Ramadan : les médecins appellent à  préserver un mode d’alimentation sain et équilibré

Le jeûneur doit veiller à  structurer les prises alimentaires autour de trois repas quotidiens (Ftour, Achaa, S’hour) « espacés de deux ou trois heures ».

En ce mois sacré de Ramadan, marqué par des températures élevées et de longues heures de jeûne, modération et vigilance s’imposent pour préserver un mode d’alimentation sain et équilibré prévenir tout risque sanitaire pour le jeûneur.

Chaque soir de Ramadan, la rupture du jeûne est un moment festif et convivial. C’est aussi et surtout l’occasion de reprendre des forces après avoir passé toute une journée de privations et se préparer au jeûne du lendemain, indique Riad Nouisri, médecin généraliste dans un entretien à la MAP.

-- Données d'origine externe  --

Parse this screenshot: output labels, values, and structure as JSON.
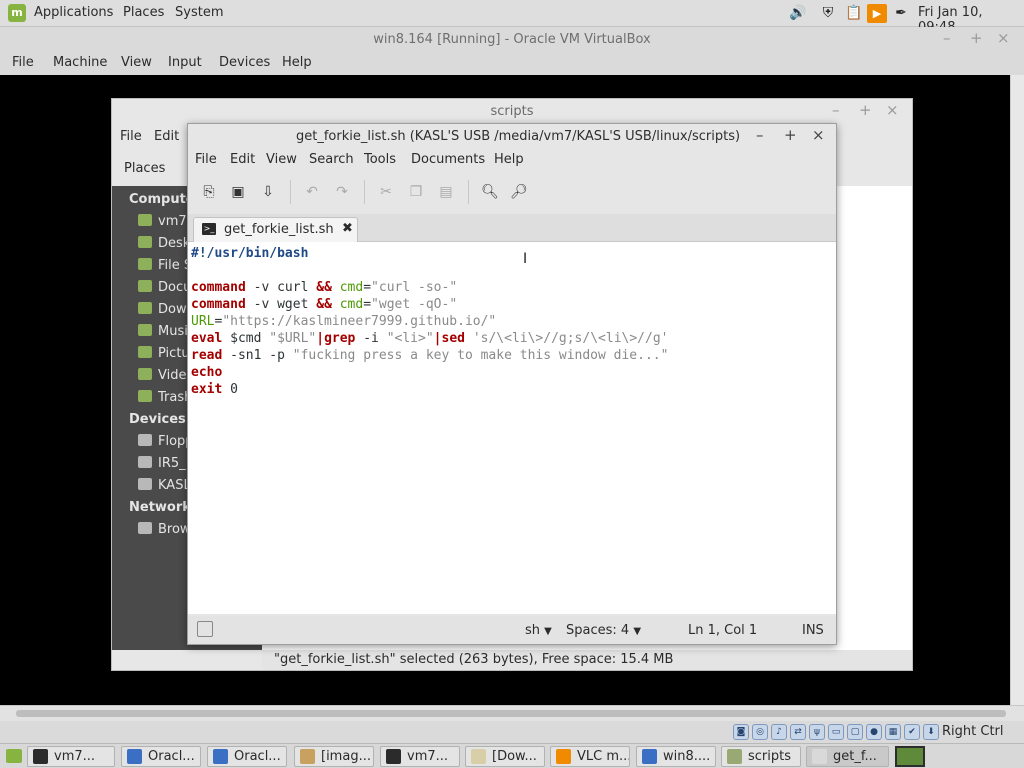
{
  "top_panel": {
    "menus": [
      "Applications",
      "Places",
      "System"
    ],
    "clock": "Fri Jan 10, 09:48"
  },
  "vbox": {
    "title": "win8.164 [Running] - Oracle VM VirtualBox",
    "menu": [
      "File",
      "Machine",
      "View",
      "Input",
      "Devices",
      "Help"
    ],
    "host_key": "Right Ctrl"
  },
  "nemo": {
    "title": "scripts",
    "menu": [
      "File",
      "Edit"
    ],
    "places_label": "Places",
    "sidebar": {
      "computer_label": "Compute",
      "computer_items": [
        "vm7",
        "Desk",
        "File S",
        "Docu",
        "Dow",
        "Musi",
        "Pictu",
        "Vide",
        "Trash"
      ],
      "devices_label": "Devices",
      "devices_items": [
        "Flopp",
        "IR5_",
        "KASL"
      ],
      "network_label": "Network",
      "network_items": [
        "Brow"
      ]
    },
    "status": "\"get_forkie_list.sh\" selected (263 bytes), Free space: 15.4 MB"
  },
  "gedit": {
    "title": "get_forkie_list.sh (KASL'S USB /media/vm7/KASL'S USB/linux/scripts)",
    "menu": [
      "File",
      "Edit",
      "View",
      "Search",
      "Tools",
      "Documents",
      "Help"
    ],
    "tab_label": "get_forkie_list.sh",
    "tab_close": "✖",
    "status": {
      "language": "sh",
      "spaces": "Spaces: 4",
      "position": "Ln 1, Col 1",
      "mode": "INS"
    }
  },
  "code_lines": [
    [
      {
        "t": "#!/usr/bin/bash",
        "c": "shebang"
      }
    ],
    [],
    [
      {
        "t": "command",
        "c": "kw"
      },
      {
        "t": " -v curl ",
        "c": "plain"
      },
      {
        "t": "&&",
        "c": "kw"
      },
      {
        "t": " ",
        "c": "plain"
      },
      {
        "t": "cmd",
        "c": "var"
      },
      {
        "t": "=",
        "c": "plain"
      },
      {
        "t": "\"curl -so-\"",
        "c": "str"
      }
    ],
    [
      {
        "t": "command",
        "c": "kw"
      },
      {
        "t": " -v wget ",
        "c": "plain"
      },
      {
        "t": "&&",
        "c": "kw"
      },
      {
        "t": " ",
        "c": "plain"
      },
      {
        "t": "cmd",
        "c": "var"
      },
      {
        "t": "=",
        "c": "plain"
      },
      {
        "t": "\"wget -qO-\"",
        "c": "str"
      }
    ],
    [
      {
        "t": "URL",
        "c": "var"
      },
      {
        "t": "=",
        "c": "plain"
      },
      {
        "t": "\"https://kaslmineer7999.github.io/\"",
        "c": "str"
      }
    ],
    [
      {
        "t": "eval",
        "c": "kw"
      },
      {
        "t": " $cmd ",
        "c": "plain"
      },
      {
        "t": "\"$URL\"",
        "c": "str"
      },
      {
        "t": "|grep",
        "c": "kw"
      },
      {
        "t": " -i ",
        "c": "plain"
      },
      {
        "t": "\"<li>\"",
        "c": "str"
      },
      {
        "t": "|sed",
        "c": "kw"
      },
      {
        "t": " ",
        "c": "plain"
      },
      {
        "t": "'s/\\<li\\>//g;s/\\<li\\>//g'",
        "c": "str"
      }
    ],
    [
      {
        "t": "read",
        "c": "kw"
      },
      {
        "t": " -sn1 -p ",
        "c": "plain"
      },
      {
        "t": "\"fucking press a key to make this window die...\"",
        "c": "str"
      }
    ],
    [
      {
        "t": "echo",
        "c": "kw"
      }
    ],
    [
      {
        "t": "exit",
        "c": "kw"
      },
      {
        "t": " 0",
        "c": "plain"
      }
    ]
  ],
  "taskbar": [
    {
      "label": "vm7...",
      "color": "#2b2b2b"
    },
    {
      "label": "Oracl...",
      "color": "#3a6fc4"
    },
    {
      "label": "Oracl...",
      "color": "#3a6fc4"
    },
    {
      "label": "[imag...",
      "color": "#c8a060"
    },
    {
      "label": "vm7...",
      "color": "#2b2b2b"
    },
    {
      "label": "[Dow...",
      "color": "#d8cfa8"
    },
    {
      "label": "VLC m...",
      "color": "#f08a00"
    },
    {
      "label": "win8....",
      "color": "#3a6fc4"
    },
    {
      "label": "scripts",
      "color": "#9aa873"
    },
    {
      "label": "get_f...",
      "color": "#d9d9d9"
    }
  ],
  "colors": {
    "keyword": "#a40000",
    "string": "#8a8a8a",
    "variable": "#4e9a06",
    "shebang": "#204a87",
    "sidebar_bg": "#4a4a4a",
    "mint_green": "#87b440"
  }
}
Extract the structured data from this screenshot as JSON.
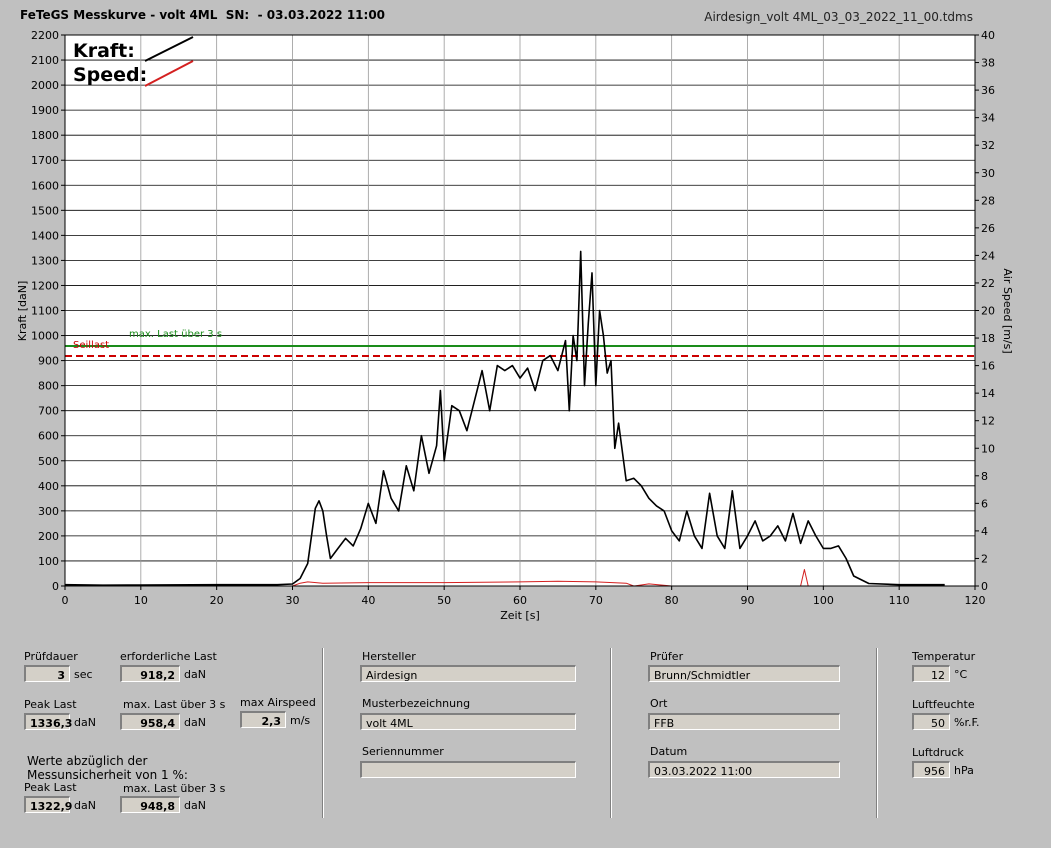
{
  "header": {
    "title": "FeTeGS Messkurve - volt 4ML  SN:  - 03.03.2022 11:00",
    "filename": "Airdesign_volt 4ML_03_03_2022_11_00.tdms"
  },
  "legend": {
    "kraft": "Kraft:",
    "speed": "Speed:"
  },
  "colors": {
    "kraft": "#000000",
    "speed": "#d42020",
    "max_last": "#1a8c1a",
    "seillast": "#cc0000",
    "plot_bg": "#ffffff"
  },
  "chart_data": {
    "type": "line",
    "xlabel": "Zeit [s]",
    "ylabel": "Kraft [daN]",
    "y2label": "Air Speed [m/s]",
    "xlim": [
      0,
      120
    ],
    "ylim": [
      0,
      2200
    ],
    "y2lim": [
      0,
      40
    ],
    "x_ticks": [
      0,
      10,
      20,
      30,
      40,
      50,
      60,
      70,
      80,
      90,
      100,
      110,
      120
    ],
    "y_ticks": [
      0,
      100,
      200,
      300,
      400,
      500,
      600,
      700,
      800,
      900,
      1000,
      1100,
      1200,
      1300,
      1400,
      1500,
      1600,
      1700,
      1800,
      1900,
      2000,
      2100,
      2200
    ],
    "y2_ticks": [
      0,
      2,
      4,
      6,
      8,
      10,
      12,
      14,
      16,
      18,
      20,
      22,
      24,
      26,
      28,
      30,
      32,
      34,
      36,
      38,
      40
    ],
    "grid": true,
    "hlines": [
      {
        "label": "max. Last über  3 s",
        "value": 958.4,
        "color": "#1a8c1a",
        "style": "solid"
      },
      {
        "label": "Seillast",
        "value": 918.2,
        "color": "#cc0000",
        "style": "dashed"
      }
    ],
    "series": [
      {
        "name": "Kraft",
        "axis": "left",
        "color": "#000000",
        "x": [
          0,
          5,
          10,
          20,
          28,
          30,
          31,
          32,
          33,
          33.5,
          34,
          34.5,
          35,
          36,
          37,
          38,
          39,
          40,
          41,
          42,
          43,
          44,
          45,
          46,
          47,
          48,
          49,
          49.5,
          50,
          51,
          52,
          53,
          54,
          55,
          56,
          57,
          58,
          59,
          60,
          61,
          62,
          63,
          64,
          65,
          66,
          66.5,
          67,
          67.5,
          68,
          68.5,
          69,
          69.5,
          70,
          70.5,
          71,
          71.5,
          72,
          72.5,
          73,
          74,
          75,
          76,
          77,
          78,
          79,
          80,
          81,
          82,
          83,
          84,
          85,
          86,
          87,
          88,
          89,
          90,
          91,
          92,
          93,
          94,
          95,
          96,
          97,
          98,
          99,
          100,
          101,
          102,
          103,
          104,
          106,
          110,
          114,
          116
        ],
        "y": [
          5,
          3,
          4,
          5,
          5,
          8,
          30,
          90,
          310,
          340,
          300,
          200,
          110,
          150,
          190,
          160,
          230,
          330,
          250,
          460,
          350,
          300,
          480,
          380,
          600,
          450,
          560,
          780,
          500,
          720,
          700,
          620,
          740,
          860,
          700,
          880,
          860,
          880,
          830,
          870,
          780,
          900,
          920,
          860,
          980,
          700,
          1000,
          900,
          1336,
          800,
          1050,
          1250,
          800,
          1100,
          1000,
          850,
          900,
          550,
          650,
          420,
          430,
          400,
          350,
          320,
          300,
          220,
          180,
          300,
          200,
          150,
          370,
          200,
          150,
          380,
          150,
          200,
          260,
          180,
          200,
          240,
          180,
          290,
          170,
          260,
          200,
          150,
          150,
          160,
          110,
          40,
          10,
          5,
          5,
          5
        ]
      },
      {
        "name": "Speed",
        "axis": "right",
        "color": "#d42020",
        "x": [
          0,
          30,
          31,
          32,
          34,
          40,
          50,
          60,
          65,
          70,
          74,
          75,
          77,
          80,
          90,
          96,
          97,
          97.5,
          98,
          99,
          120
        ],
        "y": [
          0,
          0,
          0.2,
          0.3,
          0.2,
          0.25,
          0.25,
          0.3,
          0.35,
          0.3,
          0.2,
          0,
          0.15,
          0,
          0,
          0,
          0,
          1.2,
          0,
          0,
          0
        ]
      }
    ]
  },
  "panel": {
    "pruefdauer": {
      "label": "Prüfdauer",
      "value": "3",
      "unit": "sec"
    },
    "erforderliche_last": {
      "label": "erforderliche Last",
      "value": "918,2",
      "unit": "daN"
    },
    "peak_last": {
      "label": "Peak Last",
      "value": "1336,3",
      "unit": "daN"
    },
    "max_last_3s": {
      "label": "max. Last über  3 s",
      "value": "958,4",
      "unit": "daN"
    },
    "max_airspeed": {
      "label": "max Airspeed",
      "value": "2,3",
      "unit": "m/s"
    },
    "werte_note_line1": "Werte abzüglich der",
    "werte_note_line2": "Messunsicherheit von 1  %:",
    "peak_last_corr": {
      "label": "Peak Last",
      "value": "1322,9",
      "unit": "daN"
    },
    "max_last_3s_corr": {
      "label": "max. Last über  3 s",
      "value": "948,8",
      "unit": "daN"
    },
    "hersteller": {
      "label": "Hersteller",
      "value": "Airdesign"
    },
    "musterbezeichnung": {
      "label": "Musterbezeichnung",
      "value": "volt 4ML"
    },
    "seriennummer": {
      "label": "Seriennummer",
      "value": ""
    },
    "pruefer": {
      "label": "Prüfer",
      "value": "Brunn/Schmidtler"
    },
    "ort": {
      "label": "Ort",
      "value": "FFB"
    },
    "datum": {
      "label": "Datum",
      "value": "03.03.2022 11:00"
    },
    "temperatur": {
      "label": "Temperatur",
      "value": "12",
      "unit": "°C"
    },
    "luftfeuchte": {
      "label": "Luftfeuchte",
      "value": "50",
      "unit": "%r.F."
    },
    "luftdruck": {
      "label": "Luftdruck",
      "value": "956",
      "unit": "hPa"
    }
  }
}
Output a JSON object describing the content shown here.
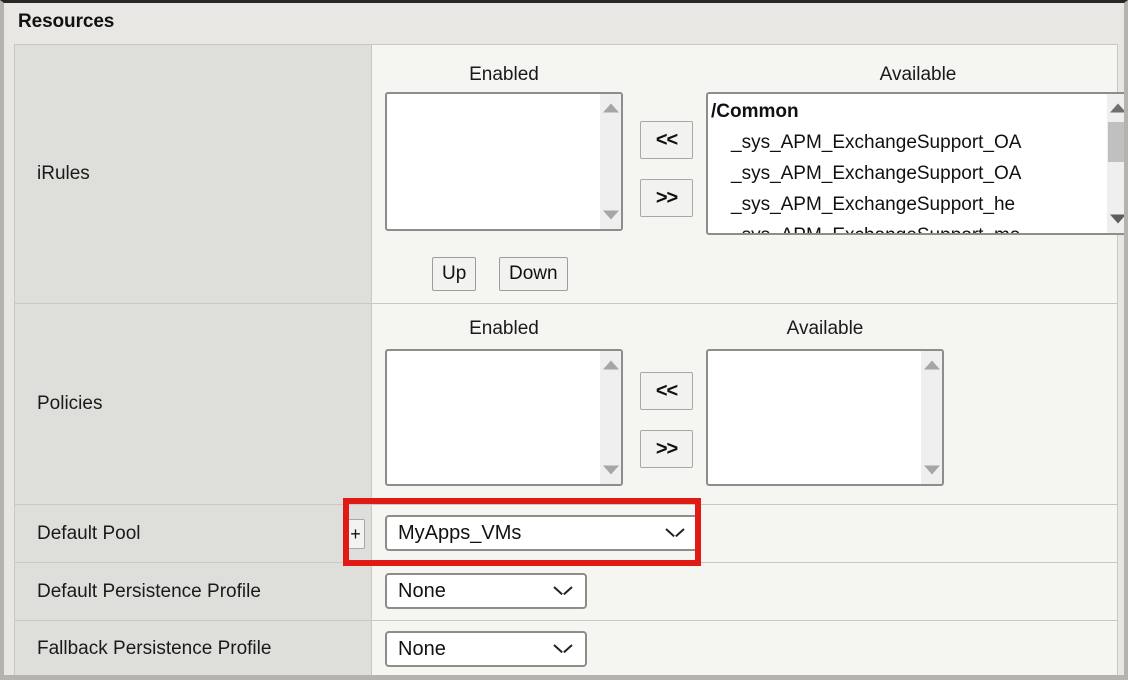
{
  "panel": {
    "title": "Resources"
  },
  "rows": [
    {
      "label": "iRules",
      "enabled_title": "Enabled",
      "available_title": "Available",
      "enabled_items": [],
      "available_items": [
        "/Common",
        "_sys_APM_ExchangeSupport_OA",
        "_sys_APM_ExchangeSupport_OA",
        "_sys_APM_ExchangeSupport_he",
        "_sys_APM_ExchangeSupport_ma"
      ],
      "move_left_label": "<<",
      "move_right_label": ">>",
      "up_label": "Up",
      "down_label": "Down"
    },
    {
      "label": "Policies",
      "enabled_title": "Enabled",
      "available_title": "Available",
      "enabled_items": [],
      "available_items": [],
      "move_left_label": "<<",
      "move_right_label": ">>"
    }
  ],
  "default_pool": {
    "label": "Default Pool",
    "add_button_label": "+",
    "value": "MyApps_VMs"
  },
  "default_persistence": {
    "label": "Default Persistence Profile",
    "value": "None"
  },
  "fallback_persistence": {
    "label": "Fallback Persistence Profile",
    "value": "None"
  },
  "colors": {
    "highlight": "#e01b16",
    "label_cell_bg": "#dededa",
    "panel_bg": "#e8e7e3"
  }
}
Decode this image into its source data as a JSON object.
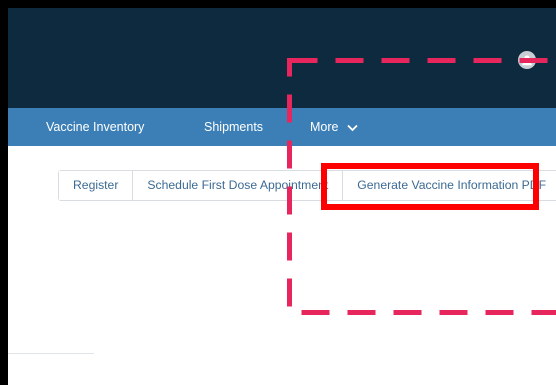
{
  "nav": {
    "items": [
      {
        "label": "Vaccine Inventory"
      },
      {
        "label": "Shipments"
      },
      {
        "label": "More"
      }
    ]
  },
  "actions": {
    "register_label": "Register",
    "schedule_label": "Schedule First Dose Appointment",
    "generate_pdf_label": "Generate Vaccine Information PDF"
  },
  "colors": {
    "header_bg": "#0d2a3f",
    "nav_bg": "#3b7fb6",
    "highlight_solid": "#ff0000",
    "highlight_dashed": "#e8265e",
    "button_text": "#3c6a94"
  },
  "icons": {
    "avatar": "user-avatar-icon",
    "more_chevron": "chevron-down-icon"
  }
}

Au cours de cette longue période de restriction alimentaire, le jeûneur doit prendre des précautions et surveiller son alimentation.

Il faut surtout veiller à structurer les prises alimentaires autour de trois repas quotidiens (Ftour, Achaa, S’hour) « espacés de deux ou trois heures », étant donné que l’avènement du mois du Ramadan entraîne un changement du rythme de vie et, par conséquent, des habitudes alimentaires décalées par rapport au reste de l’année.

En plus de la quantité, le jeûneur doit veiller à ce que ses repas soient équilibrés et contiennent les principaux ingrédients alimentaires dont le corps a besoin au quotidien (féculents, fruits et légumes, viande, poisson ou ufs, produits laitiers).

Après environ 16 heures d’affilée de jeûne, les tentations sont fortes. C’est pourquoi il faut, selon docteur Nouisri, prendre garde, lors de la rupture du jeûne ou « Ftour », à ne pas se jeter à corps perdu sur les pâtisseries et sucreries qui, même en grande quantité, n’assouvissent pas la faim et nuisent à l’organisme.

La rupture du jeûne ne doit pas être synonyme de repas trop copieux, a-t-il recommandé, précisant que « non seulement un repas abondant perturberait l’organisme, mais en plus cela pourrait favoriser les troubles du sommeil ».

Quant au dîner, le médecin recommande de consommer des féculents, tels que les légumes, le riz ou même des pâtes qui doivent être consommées « avec une extrême modération ».

Les légumes peuvent être accompagnés de viande, de préférence blanche comme le poisson, ou le poulet et ce, sans omettre de prendre un dessert très léger et modérément sucré.

Tout en soulignant l’importance du S’hour, Dr Nouisri indique que le plus judicieux est de se lever de bonne heure, quelque temps avant l’aube, et de prendre des aliments riches en micronutriments essentiels, vitamines et minéraux.

Il est recommandé, avant d’entamer une journée de jeûne, de consommer des fruits pour leur apport en vitamines et surtout des sucres lents tels que de la semoule et les céréales qui aident le jeûneur à tenir bon tout au long de la journée.

Une bonne réhydratation est toujours indispensable. « Ne pas boire pendant près de 16 heures, c’est sans nul doute ce qui représente le plus de risques pour la santé », avertit-il, soulignant que le jeûneur doit particulièrement veiller à son hydratation en buvant de grandes quantités d’eau.

Il faut cependant éviter les excès et s’hydrater régulièrement, surtout en cette période de canicule. « Se jeter sur 3 litres d’eau d’un coup ne sert à rien. Il faut boire de manière espacée, depuis le moment de la rupture du jeûne jusqu’à l’aube », préconise-t-il.

Ceci dit, le jeûne peut présenter des risques pour les personnes fragiles telles que les femmes enceintes, les personnes âgées et celles atteintes d’hypertension ou de pathologies chroniques ou graves qui devraient prendre la bonne et sage décision de consulter leur médecin.

Les diabétiques, tout spécifiquement, doivent contrôler scrupuleusement leur taux de glycémie plusieurs fois dans la journée tout en prenant le soin de s’hydrater régulièrement.

Pendant le Ramadan, Dr Nouisri recommande peu ou pas d’activités sportives diurnes. Même si le jeûne n’a aucune conséquence majeure sur la santé des fidèles, il est important de réduire au maximum les efforts physiques. Il conseille notamment aux sportifs d’éviter les exercices épuisants durant le mois de jeûne.